『NO TIME TO LOSE』再読 その3 第6章 国際調査団 から

 

《一九六〇年代、七〇年代に医学界で考えられていたこととはまったく異なり、人および動物の一連の新たな感染症の流行は、終わることなく続く。世界はそれを経験する。エボラがまざまざと示して見せたのはそういうことだった。一方で、エボラ出血熱の最初の流行発生はおそらく、感染症の流行に対する最初の高度な国際協力の事例でもあった》

 70年代の医学界では、感染症は《抗生物質とワクチンの開発により制圧できたと思われていた》(第1章)。ピオット博士が感染症を専門に研究したいと希望しても《教授たちはこぞって、そんな愚かなことはやめろ》(同)と忠告するような状態だった。

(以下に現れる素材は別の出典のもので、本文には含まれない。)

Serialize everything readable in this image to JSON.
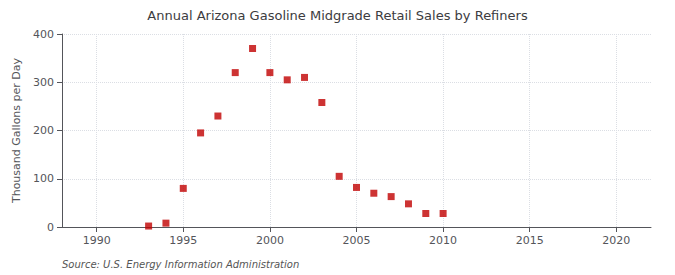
{
  "chart_data": {
    "type": "scatter",
    "title": "Annual Arizona Gasoline Midgrade Retail Sales by Refiners",
    "ylabel": "Thousand Gallons per Day",
    "annotation": "Source: U.S. Energy Information Administration",
    "x": [
      1993,
      1994,
      1995,
      1996,
      1997,
      1998,
      1999,
      2000,
      2001,
      2002,
      2003,
      2004,
      2005,
      2006,
      2007,
      2008,
      2009,
      2010
    ],
    "values": [
      2,
      8,
      80,
      195,
      230,
      320,
      370,
      320,
      305,
      310,
      258,
      105,
      82,
      70,
      63,
      48,
      28,
      28
    ],
    "color": "#c00000",
    "marker": "square",
    "xlim": [
      1988,
      2022
    ],
    "xticks": [
      1990,
      1995,
      2000,
      2005,
      2010,
      2015,
      2020
    ],
    "ylim": [
      0,
      400
    ],
    "yticks": [
      0,
      100,
      200,
      300,
      400
    ],
    "grid": true
  }
}
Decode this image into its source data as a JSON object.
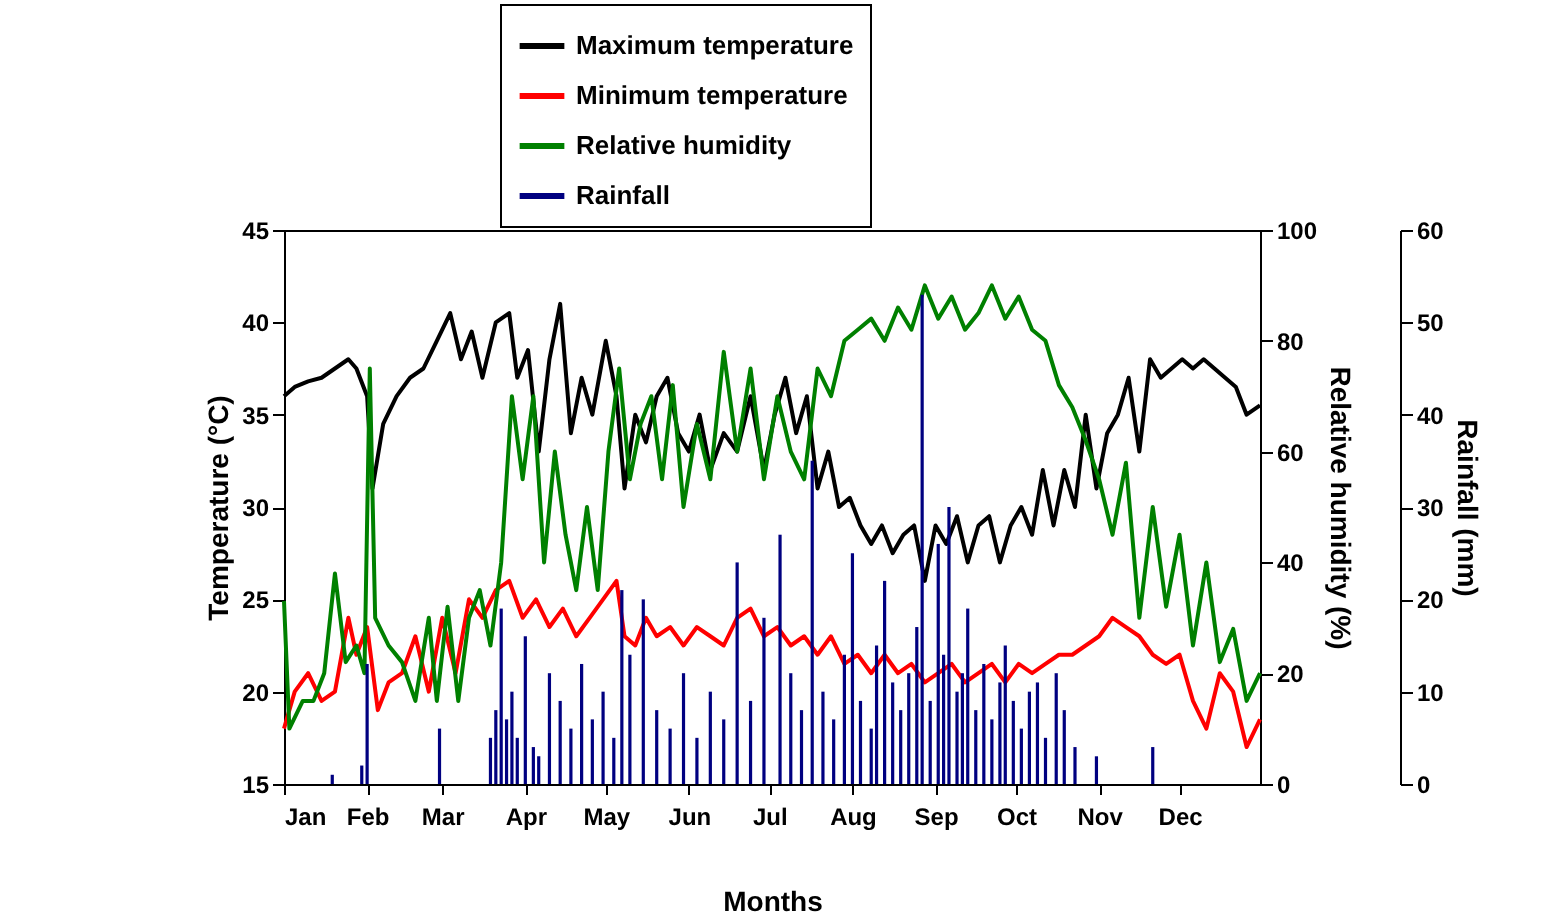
{
  "chart_data": {
    "type": "line",
    "xlabel": "Months",
    "ylabel": "Temperature (°C)",
    "y2label": "Relative humidity (%)",
    "y3label": "Rainfall (mm)",
    "xlim": [
      "--01-01",
      "--12-31"
    ],
    "xticks": [
      {
        "value": "--01-01",
        "label": "Jan"
      },
      {
        "value": "--02-01",
        "label": "Feb"
      },
      {
        "value": "--03-01",
        "label": "Mar"
      },
      {
        "value": "--04-01",
        "label": "Apr"
      },
      {
        "value": "--05-01",
        "label": "May"
      },
      {
        "value": "--06-01",
        "label": "Jun"
      },
      {
        "value": "--07-01",
        "label": "Jul"
      },
      {
        "value": "--08-01",
        "label": "Aug"
      },
      {
        "value": "--09-01",
        "label": "Sep"
      },
      {
        "value": "--10-01",
        "label": "Oct"
      },
      {
        "value": "--11-01",
        "label": "Nov"
      },
      {
        "value": "--12-01",
        "label": "Dec"
      }
    ],
    "ylim": [
      15,
      45
    ],
    "yticks": [
      15,
      20,
      25,
      30,
      35,
      40,
      45
    ],
    "y2lim": [
      0,
      100
    ],
    "y2ticks": [
      0,
      20,
      40,
      60,
      80,
      100
    ],
    "y3lim": [
      0,
      60
    ],
    "y3ticks": [
      0,
      10,
      20,
      30,
      40,
      50,
      60
    ],
    "grid": false,
    "legend": "top",
    "marker": "none",
    "line_style": "solid",
    "series": [
      {
        "name": "Maximum temperature",
        "color": "#000000",
        "x": [
          "--01-01",
          "--01-05",
          "--01-10",
          "--01-15",
          "--01-20",
          "--01-25",
          "--01-28",
          "--02-01",
          "--02-03",
          "--02-07",
          "--02-12",
          "--02-17",
          "--02-22",
          "--02-27",
          "--03-04",
          "--03-08",
          "--03-12",
          "--03-16",
          "--03-21",
          "--03-26",
          "--03-29",
          "--04-02",
          "--04-06",
          "--04-10",
          "--04-14",
          "--04-18",
          "--04-22",
          "--04-26",
          "--05-01",
          "--05-05",
          "--05-08",
          "--05-12",
          "--05-16",
          "--05-20",
          "--05-24",
          "--05-28",
          "--06-01",
          "--06-05",
          "--06-09",
          "--06-14",
          "--06-19",
          "--06-24",
          "--06-29",
          "--07-03",
          "--07-07",
          "--07-11",
          "--07-15",
          "--07-19",
          "--07-23",
          "--07-27",
          "--07-31",
          "--08-04",
          "--08-08",
          "--08-12",
          "--08-16",
          "--08-20",
          "--08-24",
          "--08-28",
          "--09-01",
          "--09-05",
          "--09-09",
          "--09-13",
          "--09-17",
          "--09-21",
          "--09-25",
          "--09-29",
          "--10-03",
          "--10-07",
          "--10-11",
          "--10-15",
          "--10-19",
          "--10-23",
          "--10-27",
          "--10-31",
          "--11-04",
          "--11-08",
          "--11-12",
          "--11-16",
          "--11-20",
          "--11-24",
          "--11-28",
          "--12-02",
          "--12-06",
          "--12-10",
          "--12-14",
          "--12-18",
          "--12-22",
          "--12-26",
          "--12-31"
        ],
        "values": [
          36,
          36.5,
          36.8,
          37,
          37.5,
          38,
          37.5,
          36,
          31,
          34.5,
          36,
          37,
          37.5,
          39,
          40.5,
          38,
          39.5,
          37,
          40,
          40.5,
          37,
          38.5,
          33,
          38,
          41,
          34,
          37,
          35,
          39,
          36,
          31,
          35,
          33.5,
          36,
          37,
          34,
          33,
          35,
          32,
          34,
          33,
          36,
          32,
          35,
          37,
          34,
          36,
          31,
          33,
          30,
          30.5,
          29,
          28,
          29,
          27.5,
          28.5,
          29,
          26,
          29,
          28,
          29.5,
          27,
          29,
          29.5,
          27,
          29,
          30,
          28.5,
          32,
          29,
          32,
          30,
          35,
          31,
          34,
          35,
          37,
          33,
          38,
          37,
          37.5,
          38,
          37.5,
          38,
          37.5,
          37,
          36.5,
          35,
          35.5
        ]
      },
      {
        "name": "Minimum temperature",
        "color": "#ff0000",
        "x": [
          "--01-01",
          "--01-05",
          "--01-10",
          "--01-15",
          "--01-20",
          "--01-25",
          "--01-28",
          "--02-01",
          "--02-05",
          "--02-09",
          "--02-14",
          "--02-19",
          "--02-24",
          "--03-01",
          "--03-06",
          "--03-11",
          "--03-16",
          "--03-21",
          "--03-26",
          "--03-31",
          "--04-05",
          "--04-10",
          "--04-15",
          "--04-20",
          "--04-25",
          "--04-30",
          "--05-05",
          "--05-08",
          "--05-12",
          "--05-16",
          "--05-20",
          "--05-25",
          "--05-30",
          "--06-04",
          "--06-09",
          "--06-14",
          "--06-19",
          "--06-24",
          "--06-29",
          "--07-04",
          "--07-09",
          "--07-14",
          "--07-19",
          "--07-24",
          "--07-29",
          "--08-03",
          "--08-08",
          "--08-13",
          "--08-18",
          "--08-23",
          "--08-28",
          "--09-02",
          "--09-07",
          "--09-12",
          "--09-17",
          "--09-22",
          "--09-27",
          "--10-02",
          "--10-07",
          "--10-12",
          "--10-17",
          "--10-22",
          "--10-27",
          "--11-01",
          "--11-06",
          "--11-11",
          "--11-16",
          "--11-21",
          "--11-26",
          "--12-01",
          "--12-06",
          "--12-11",
          "--12-16",
          "--12-21",
          "--12-26",
          "--12-31"
        ],
        "values": [
          18,
          20,
          21,
          19.5,
          20,
          24,
          22,
          23.5,
          19,
          20.5,
          21,
          23,
          20,
          24,
          21,
          25,
          24,
          25.5,
          26,
          24,
          25,
          23.5,
          24.5,
          23,
          24,
          25,
          26,
          23,
          22.5,
          24,
          23,
          23.5,
          22.5,
          23.5,
          23,
          22.5,
          24,
          24.5,
          23,
          23.5,
          22.5,
          23,
          22,
          23,
          21.5,
          22,
          21,
          22,
          21,
          21.5,
          20.5,
          21,
          21.5,
          20.5,
          21,
          21.5,
          20.5,
          21.5,
          21,
          21.5,
          22,
          22,
          22.5,
          23,
          24,
          23.5,
          23,
          22,
          21.5,
          22,
          19.5,
          18,
          21,
          20,
          17,
          18.5
        ]
      },
      {
        "name": "Relative humidity",
        "color": "#008000",
        "axis": "y2",
        "x": [
          "--01-01",
          "--01-03",
          "--01-08",
          "--01-12",
          "--01-16",
          "--01-20",
          "--01-24",
          "--01-28",
          "--01-31",
          "--02-02",
          "--02-04",
          "--02-09",
          "--02-14",
          "--02-19",
          "--02-24",
          "--02-27",
          "--03-03",
          "--03-07",
          "--03-11",
          "--03-15",
          "--03-19",
          "--03-23",
          "--03-27",
          "--03-31",
          "--04-04",
          "--04-08",
          "--04-12",
          "--04-16",
          "--04-20",
          "--04-24",
          "--04-28",
          "--05-02",
          "--05-06",
          "--05-10",
          "--05-14",
          "--05-18",
          "--05-22",
          "--05-26",
          "--05-30",
          "--06-04",
          "--06-09",
          "--06-14",
          "--06-19",
          "--06-24",
          "--06-29",
          "--07-04",
          "--07-09",
          "--07-14",
          "--07-19",
          "--07-24",
          "--07-29",
          "--08-03",
          "--08-08",
          "--08-13",
          "--08-18",
          "--08-23",
          "--08-28",
          "--09-02",
          "--09-07",
          "--09-12",
          "--09-17",
          "--09-22",
          "--09-27",
          "--10-02",
          "--10-07",
          "--10-12",
          "--10-17",
          "--10-22",
          "--10-27",
          "--11-01",
          "--11-06",
          "--11-11",
          "--11-16",
          "--11-21",
          "--11-26",
          "--12-01",
          "--12-06",
          "--12-11",
          "--12-16",
          "--12-21",
          "--12-26",
          "--12-31"
        ],
        "values": [
          33,
          10,
          15,
          15,
          20,
          38,
          22,
          25,
          20,
          75,
          30,
          25,
          22,
          15,
          30,
          15,
          32,
          15,
          30,
          35,
          25,
          40,
          70,
          55,
          70,
          40,
          60,
          45,
          35,
          50,
          35,
          60,
          75,
          55,
          65,
          70,
          55,
          72,
          50,
          65,
          55,
          78,
          60,
          75,
          55,
          70,
          60,
          55,
          75,
          70,
          80,
          82,
          84,
          80,
          86,
          82,
          90,
          84,
          88,
          82,
          85,
          90,
          84,
          88,
          82,
          80,
          72,
          68,
          62,
          55,
          45,
          58,
          30,
          50,
          32,
          45,
          25,
          40,
          22,
          28,
          15,
          20
        ]
      },
      {
        "name": "Rainfall",
        "color": "#000080",
        "type": "bar",
        "axis": "y3",
        "x": [
          "--01-19",
          "--01-30",
          "--02-01",
          "--02-28",
          "--03-19",
          "--03-21",
          "--03-23",
          "--03-25",
          "--03-27",
          "--03-29",
          "--04-01",
          "--04-04",
          "--04-06",
          "--04-10",
          "--04-14",
          "--04-18",
          "--04-22",
          "--04-26",
          "--04-30",
          "--05-04",
          "--05-07",
          "--05-10",
          "--05-15",
          "--05-20",
          "--05-25",
          "--05-30",
          "--06-04",
          "--06-09",
          "--06-14",
          "--06-19",
          "--06-24",
          "--06-29",
          "--07-05",
          "--07-09",
          "--07-13",
          "--07-17",
          "--07-21",
          "--07-25",
          "--07-29",
          "--08-01",
          "--08-04",
          "--08-08",
          "--08-10",
          "--08-13",
          "--08-16",
          "--08-19",
          "--08-22",
          "--08-25",
          "--08-27",
          "--08-30",
          "--09-02",
          "--09-04",
          "--09-06",
          "--09-09",
          "--09-11",
          "--09-13",
          "--09-16",
          "--09-19",
          "--09-22",
          "--09-25",
          "--09-27",
          "--09-30",
          "--10-03",
          "--10-06",
          "--10-09",
          "--10-12",
          "--10-16",
          "--10-19",
          "--10-23",
          "--10-31",
          "--11-21"
        ],
        "values": [
          1,
          2,
          13,
          6,
          5,
          8,
          19,
          7,
          10,
          5,
          16,
          4,
          3,
          12,
          9,
          6,
          13,
          7,
          10,
          5,
          21,
          14,
          20,
          8,
          6,
          12,
          5,
          10,
          7,
          24,
          9,
          18,
          27,
          12,
          8,
          35,
          10,
          7,
          14,
          25,
          9,
          6,
          15,
          22,
          11,
          8,
          12,
          17,
          53,
          9,
          26,
          14,
          30,
          10,
          12,
          19,
          8,
          13,
          7,
          11,
          15,
          9,
          6,
          10,
          11,
          5,
          12,
          8,
          4,
          3,
          4
        ]
      }
    ]
  }
}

《全体としては、病院内の基本的な衛生管理がなされていないときに起きる感染症の流行であり、貧困と保健システムに対する軽視がもたらす病気ということができる。英雄的で善意に満ちたヤンブクの修道女たちは、よき行いのみでは十分ではなく、専門的な技術としっかりとしたエビデンスがなければ、実際に危険な状態にもなりうることを鮮やかに示した。保健と経済と社会開発は、まさしくつながりあっている》

 それが分かっていても、エボラは2014~15年の西アフリカで大流行する。世界が《保健と経済と社会開発は、まさしくつながりあっている》ということを教訓としてもう一度、学びなおす機会にはなったが、その代償はあまりにも大きかった。